По моему приблизительному подсчету вышло, что Шекспир завещал своим разнообразным родным и приятелям – больше всего дочерям – около 380 фунтов стерлингов деньгами, и недвижимого имущества: 3 дома в Стратфорде, дом в Лондоне и различные земли, гумна, сады и пр. и пр., существующие и могущие быть приобретенными в Варвикширском округе.
Судя по выражению перевода завещания, недвижимого имущества, кроме переименованного в завещании, у Шекспира не было, и вопрос может быть только в том, оставался ли у него еще капитал кроме 380 фунтов стерлингов и равняется ли он трети всего его как движимого, так и недвижимого имущества.
Насколько я знаю, никаких известий на этот счет в науке нет, значит, наверняка решить вопрос нельзя, однако следующее обстоятельство заслуживает внимания.
Основываясь на завещании, мы можем сказать утвердительно, что недвижимого имущества Шекспир жене не оставил, и если она и получила что-нибудь, то только деньги да пресловутую «вторую по качеству кровать с принадлежащей к ней утварью»… Дар, конечно, почтенный, но если бы Шекспир любил жену и хорошо к ней относился, могло ли бы случиться, чтобы он не оставил ей ни одного из тех углов, в которых она провела свою жизнь?
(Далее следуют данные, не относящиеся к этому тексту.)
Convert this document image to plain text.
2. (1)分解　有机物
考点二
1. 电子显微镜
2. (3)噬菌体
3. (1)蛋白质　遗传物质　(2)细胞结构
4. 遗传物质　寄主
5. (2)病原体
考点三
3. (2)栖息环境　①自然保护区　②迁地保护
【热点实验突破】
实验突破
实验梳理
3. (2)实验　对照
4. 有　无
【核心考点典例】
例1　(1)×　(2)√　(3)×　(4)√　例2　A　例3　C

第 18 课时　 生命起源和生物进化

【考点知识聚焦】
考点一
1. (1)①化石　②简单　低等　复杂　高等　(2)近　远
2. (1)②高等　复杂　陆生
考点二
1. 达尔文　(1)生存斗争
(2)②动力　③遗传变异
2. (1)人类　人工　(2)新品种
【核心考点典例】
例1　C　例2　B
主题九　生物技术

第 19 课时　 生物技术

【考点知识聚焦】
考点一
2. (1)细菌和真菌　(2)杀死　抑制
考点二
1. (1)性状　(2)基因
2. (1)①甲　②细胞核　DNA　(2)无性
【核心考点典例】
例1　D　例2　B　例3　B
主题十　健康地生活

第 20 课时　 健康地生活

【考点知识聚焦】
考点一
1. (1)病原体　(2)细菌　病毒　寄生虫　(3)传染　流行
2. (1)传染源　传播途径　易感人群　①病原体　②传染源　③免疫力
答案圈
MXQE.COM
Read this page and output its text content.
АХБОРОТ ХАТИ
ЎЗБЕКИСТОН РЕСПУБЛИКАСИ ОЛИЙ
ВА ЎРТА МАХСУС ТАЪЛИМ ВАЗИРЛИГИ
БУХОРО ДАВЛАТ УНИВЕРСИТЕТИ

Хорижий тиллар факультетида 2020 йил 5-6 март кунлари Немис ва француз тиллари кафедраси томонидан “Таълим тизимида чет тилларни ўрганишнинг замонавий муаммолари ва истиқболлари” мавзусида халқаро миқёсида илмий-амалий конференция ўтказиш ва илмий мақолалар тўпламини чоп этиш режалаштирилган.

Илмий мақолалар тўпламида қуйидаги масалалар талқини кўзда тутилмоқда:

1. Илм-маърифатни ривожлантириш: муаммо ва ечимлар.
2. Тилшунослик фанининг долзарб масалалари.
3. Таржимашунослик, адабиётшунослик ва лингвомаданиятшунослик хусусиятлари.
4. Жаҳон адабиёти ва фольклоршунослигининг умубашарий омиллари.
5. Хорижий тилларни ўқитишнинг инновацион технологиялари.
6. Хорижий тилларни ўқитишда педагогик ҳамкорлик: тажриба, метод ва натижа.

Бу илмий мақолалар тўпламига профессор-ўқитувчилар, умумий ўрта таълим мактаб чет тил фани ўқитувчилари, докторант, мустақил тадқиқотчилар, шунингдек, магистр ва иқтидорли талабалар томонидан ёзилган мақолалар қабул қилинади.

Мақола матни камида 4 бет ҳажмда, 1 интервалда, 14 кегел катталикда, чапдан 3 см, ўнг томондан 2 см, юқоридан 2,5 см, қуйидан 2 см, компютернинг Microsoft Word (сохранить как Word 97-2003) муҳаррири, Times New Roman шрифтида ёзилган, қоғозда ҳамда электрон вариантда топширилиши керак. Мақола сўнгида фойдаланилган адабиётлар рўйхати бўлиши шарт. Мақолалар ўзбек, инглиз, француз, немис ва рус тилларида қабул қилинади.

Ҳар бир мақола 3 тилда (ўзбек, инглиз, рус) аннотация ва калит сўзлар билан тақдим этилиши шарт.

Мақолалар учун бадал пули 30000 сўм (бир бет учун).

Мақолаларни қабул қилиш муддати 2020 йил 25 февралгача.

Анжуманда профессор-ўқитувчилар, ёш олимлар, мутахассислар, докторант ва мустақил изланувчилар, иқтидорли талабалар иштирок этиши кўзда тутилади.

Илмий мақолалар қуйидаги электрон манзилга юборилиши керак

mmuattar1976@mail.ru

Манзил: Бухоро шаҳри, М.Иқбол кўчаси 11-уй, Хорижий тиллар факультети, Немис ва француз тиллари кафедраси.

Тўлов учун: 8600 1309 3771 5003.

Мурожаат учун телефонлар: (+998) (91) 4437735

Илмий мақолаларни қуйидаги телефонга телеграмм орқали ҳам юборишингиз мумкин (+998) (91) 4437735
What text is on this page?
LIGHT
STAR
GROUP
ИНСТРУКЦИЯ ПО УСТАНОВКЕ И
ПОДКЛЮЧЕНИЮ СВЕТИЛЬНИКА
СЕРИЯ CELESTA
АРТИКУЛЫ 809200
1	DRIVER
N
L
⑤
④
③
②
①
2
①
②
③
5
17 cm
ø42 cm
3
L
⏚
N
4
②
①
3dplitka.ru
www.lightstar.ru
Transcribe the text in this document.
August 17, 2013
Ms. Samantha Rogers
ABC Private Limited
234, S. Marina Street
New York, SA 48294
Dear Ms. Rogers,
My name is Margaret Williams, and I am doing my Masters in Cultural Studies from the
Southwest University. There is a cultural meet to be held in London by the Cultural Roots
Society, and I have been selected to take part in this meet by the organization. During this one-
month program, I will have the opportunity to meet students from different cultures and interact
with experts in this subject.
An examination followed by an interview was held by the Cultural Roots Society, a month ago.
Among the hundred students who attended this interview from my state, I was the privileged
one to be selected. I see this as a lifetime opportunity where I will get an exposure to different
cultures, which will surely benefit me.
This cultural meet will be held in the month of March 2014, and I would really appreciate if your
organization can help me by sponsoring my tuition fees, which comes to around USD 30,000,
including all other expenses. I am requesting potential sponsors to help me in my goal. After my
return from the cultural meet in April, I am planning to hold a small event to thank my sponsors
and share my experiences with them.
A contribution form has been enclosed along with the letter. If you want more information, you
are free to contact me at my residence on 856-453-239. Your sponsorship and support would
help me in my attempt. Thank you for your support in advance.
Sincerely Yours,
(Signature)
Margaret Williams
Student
Старому человеку дом и комната, в которой прошла молодость (хотя бы и не первая) и счастливые месяцы супружества, которая хранит в себе все воспоминания, связанные с началом новой жизни, бывает дороже груды золота, и противными могут быть стены, в которых прошла вся жизнь, только в том случае, если они знают больше худого и тяжелого, чем хорошего. И вот напрашивается самый естественный вопрос: если последние годы их совместной жизни прошли мирно и хорошо, как могло быть, чтобы жена не пожелала сохранить за собой все, что связано с этими последними годами жизни, все, что окружало ее и ее великого знаменитого мужа, наконец вернувшегося к семье, и мог ли бы в таком случае Шекспир не оставить ей их насиженного гнезда прежде всего? Конечно, могло случиться, что он с ведома и согласия жены не оставил ее хозяйкой того угла, в котором она всю жизнь свою была ею; могло, конечно, случиться, что она не пожелала сама иметь ни одного из его любимых предметов обихода, вроде «серебряной вызолоченной чаши», кольца с собственного пальца или кресла, в котором писались последние произведения, но это предположение нам кажется недопустимым для тех, кто считает, что мир и любовь царили в последние годы жизни Шекспира с женой. Где жила жена Шекспира после его смерти? В доме дочери или, может быть, у своих родных, там, откуда взял ее Шекспир в Стратфорде?